Message From the Pastor - Visible, Not Neutral: Seeking Our Way Together
February brings us again to Jesus’ Sermon on the Mount—and to an unavoidable truth: faith is never neutral. In this sermon, Jesus names salt and light as public realities. They are meant to be seen. They change what they touch. They do their work only when they are mixed into the world.
From there, we move quickly toward Ash Wednesday and into Lent with the theme Seeking: Honest Questions for Deeper Faith, including one guiding question: Who will you listen to? We are living in a time when our neighbors are experiencing real harm— through immigration enforcement that fractures families, racialized suspicion that polices bodies, laws and policies that control bodies, and words that erode human dignity. This is not a theoretical spiritual question. It is a question with real consequences.
We are seeking God in a particular place and moment. Ice covers our sidewalks in Minnesota, making vulnerability visible. At the same time, many in our community live on far thinner ice every day—as they are under pressure to remain unseen. As Cole Arthur Riley reminds us, oppression thrives when we are convinced that the suffering of others is unrelated to us. Jesus’ teaching refuses that separation.
Ash Wednesday grounds us in reality. Isaiah insists that the fast God chooses loosens the bonds of injustice and repairs what has been broken.
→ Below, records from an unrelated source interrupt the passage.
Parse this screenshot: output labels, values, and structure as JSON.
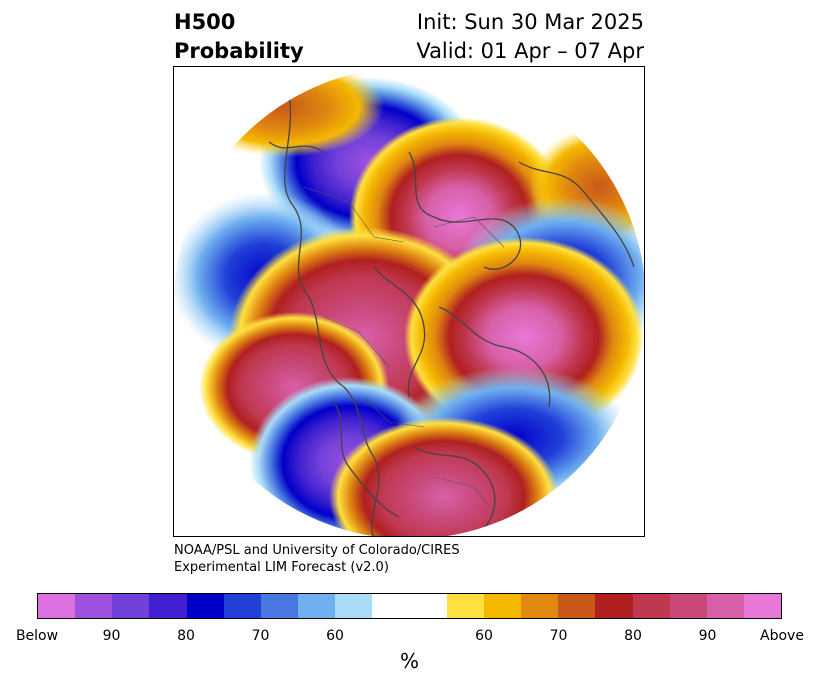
{
  "title": {
    "variable": "H500",
    "kind": "Probability",
    "init": "Init: Sun 30 Mar 2025",
    "valid": "Valid: 01 Apr – 07 Apr"
  },
  "credit": {
    "line1": "NOAA/PSL and University of Colorado/CIRES",
    "line2": "Experimental LIM Forecast (v2.0)"
  },
  "colorbar": {
    "unit": "%",
    "colors": [
      "#dc70e0",
      "#a050e0",
      "#7040d8",
      "#4020d0",
      "#0000c8",
      "#2040d8",
      "#4878e0",
      "#70b0f0",
      "#a8dcf8",
      "#ffffff",
      "#ffffff",
      "#ffe040",
      "#f5b800",
      "#e08810",
      "#c85818",
      "#b02020",
      "#c03850",
      "#c84878",
      "#d860a8",
      "#e878d8"
    ],
    "ticks": [
      {
        "label": "Below",
        "index": 0
      },
      {
        "label": "90",
        "index": 2
      },
      {
        "label": "80",
        "index": 4
      },
      {
        "label": "70",
        "index": 6
      },
      {
        "label": "60",
        "index": 8
      },
      {
        "label": "60",
        "index": 12
      },
      {
        "label": "70",
        "index": 14
      },
      {
        "label": "80",
        "index": 16
      },
      {
        "label": "90",
        "index": 18
      },
      {
        "label": "Above",
        "index": 20
      }
    ]
  },
  "map": {
    "projection": "north polar stereographic",
    "anomalies": [
      {
        "region": "Northeast Atlantic / Western Europe",
        "sign": "below"
      },
      {
        "region": "Arctic / Greenland",
        "sign": "above"
      },
      {
        "region": "Northwest Pacific",
        "sign": "below"
      },
      {
        "region": "Eastern Siberia / Bering",
        "sign": "above"
      },
      {
        "region": "Russia / Central Asia",
        "sign": "above"
      },
      {
        "region": "North Atlantic / Labrador Sea",
        "sign": "below"
      },
      {
        "region": "Eastern North America",
        "sign": "above"
      },
      {
        "region": "Western North America",
        "sign": "below"
      },
      {
        "region": "North Pacific",
        "sign": "below"
      },
      {
        "region": "Southern Europe / North Africa",
        "sign": "above"
      }
    ]
  }
}
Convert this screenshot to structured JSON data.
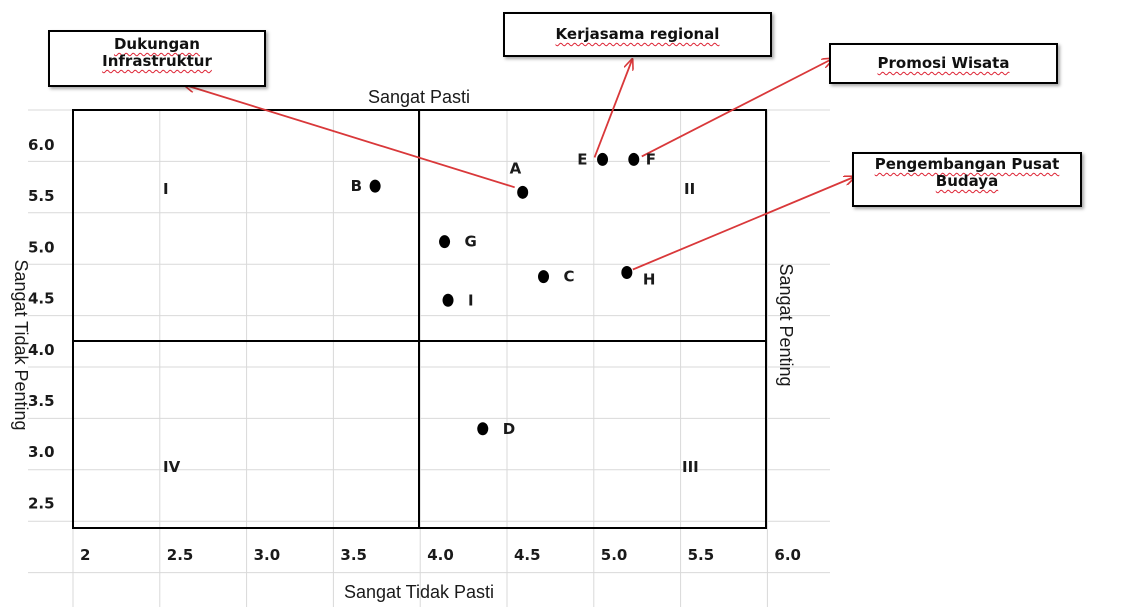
{
  "chart_data": {
    "type": "scatter",
    "title": "",
    "xlabel": "Sangat Tidak Pasti",
    "x_top_label": "Sangat Pasti",
    "ylabel": "Sangat Tidak Penting",
    "y_right_label": "Sangat Penting",
    "x_ticks": [
      "2",
      "2.5",
      "3.0",
      "3.5",
      "4.0",
      "4.5",
      "5.0",
      "5.5",
      "6.0"
    ],
    "y_ticks": [
      "6.0",
      "5.5",
      "5.0",
      "4.5",
      "4.0",
      "3.5",
      "3.0",
      "2.5"
    ],
    "quadrants": [
      "I",
      "II",
      "III",
      "IV"
    ],
    "grid": true,
    "points": [
      {
        "label": "A",
        "x": 4.55,
        "y": 5.53
      },
      {
        "label": "B",
        "x": 3.7,
        "y": 5.59
      },
      {
        "label": "C",
        "x": 4.67,
        "y": 4.71
      },
      {
        "label": "D",
        "x": 4.32,
        "y": 3.23
      },
      {
        "label": "E",
        "x": 5.01,
        "y": 5.85
      },
      {
        "label": "F",
        "x": 5.19,
        "y": 5.85
      },
      {
        "label": "G",
        "x": 4.1,
        "y": 5.05
      },
      {
        "label": "H",
        "x": 5.15,
        "y": 4.75
      },
      {
        "label": "I",
        "x": 4.12,
        "y": 4.48
      }
    ],
    "annotations": [
      {
        "text": "Dukungan\nInfrastruktur",
        "target": "A"
      },
      {
        "text": "Kerjasama regional",
        "target": "E"
      },
      {
        "text": "Promosi Wisata",
        "target": "F"
      },
      {
        "text": "Pengembangan Pusat\nBudaya",
        "target": "H"
      }
    ],
    "colors": {
      "points": "#000000",
      "arrows": "#d9383a",
      "grid": "#d9d9d9",
      "frame": "#000000"
    }
  }
}
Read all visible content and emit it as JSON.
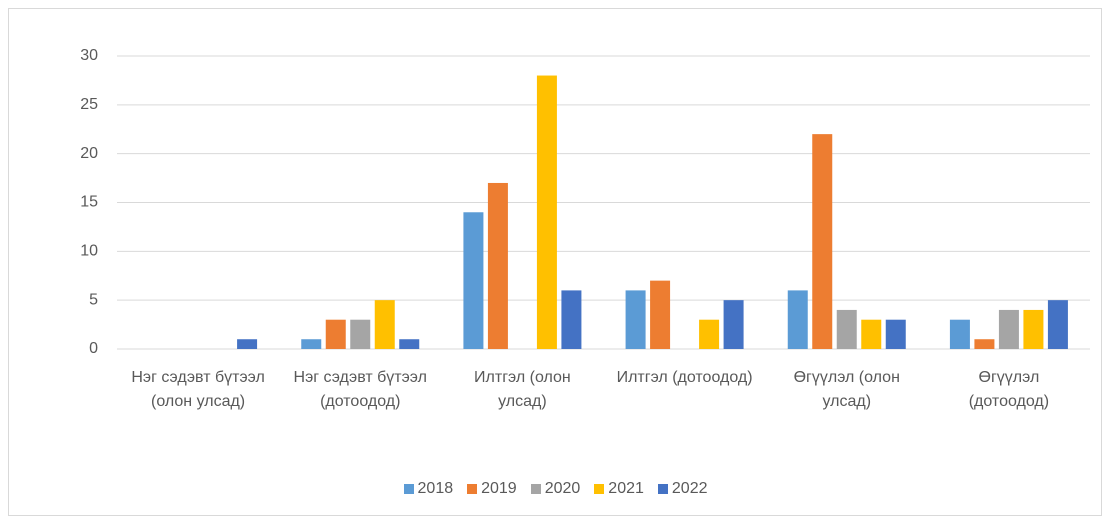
{
  "chart_data": {
    "type": "bar",
    "categories": [
      "Нэг сэдэвт бүтээл (олон улсад)",
      "Нэг сэдэвт бүтээл (дотоодод)",
      "Илтгэл (олон улсад)",
      "Илтгэл (дотоодод)",
      "Өгүүлэл (олон улсад)",
      "Өгүүлэл (дотоодод)"
    ],
    "series": [
      {
        "name": "2018",
        "color": "#5b9bd5",
        "values": [
          0,
          1,
          14,
          6,
          6,
          3
        ]
      },
      {
        "name": "2019",
        "color": "#ed7d31",
        "values": [
          0,
          3,
          17,
          7,
          22,
          1
        ]
      },
      {
        "name": "2020",
        "color": "#a5a5a5",
        "values": [
          0,
          3,
          0,
          0,
          4,
          4
        ]
      },
      {
        "name": "2021",
        "color": "#ffc000",
        "values": [
          0,
          5,
          28,
          3,
          3,
          4
        ]
      },
      {
        "name": "2022",
        "color": "#4472c4",
        "values": [
          1,
          1,
          6,
          5,
          3,
          5
        ]
      }
    ],
    "ylim": [
      0,
      30
    ],
    "yticks": [
      0,
      5,
      10,
      15,
      20,
      25,
      30
    ],
    "grid": true,
    "legend": "bottom"
  }
}
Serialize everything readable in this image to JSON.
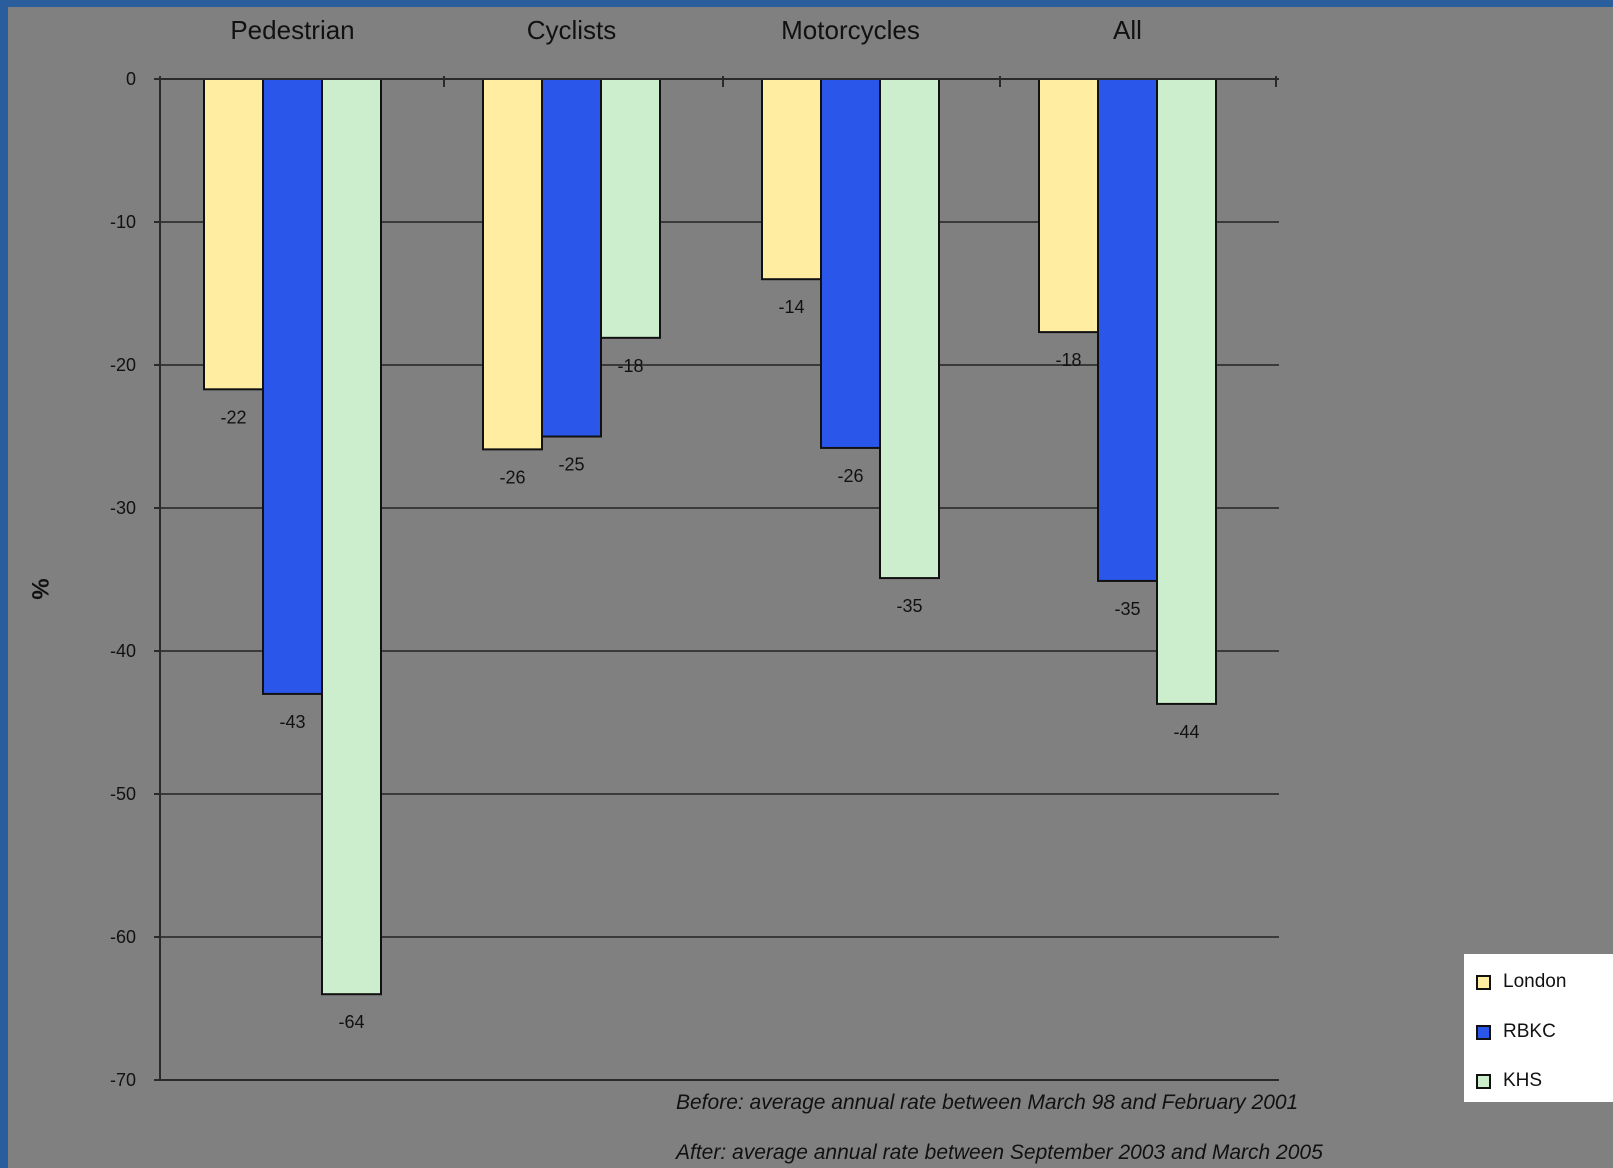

Lent calls us toward faith that is embodied and public: neighbors helping neighbors, choosing protection over indifference, and resisting the claim that the gospel can remain private when harm is public.
Later in Lent, we will share more about our shared direction and the next faithful steps ahead. We’ll also continue to welcome the gifts and leadership of our interns, Izel and Jayne.
Lent does not promise comfort. It promises clarity. And we trust that God meets us on the way—even when the ground is unstable, even when faith asks something real of us.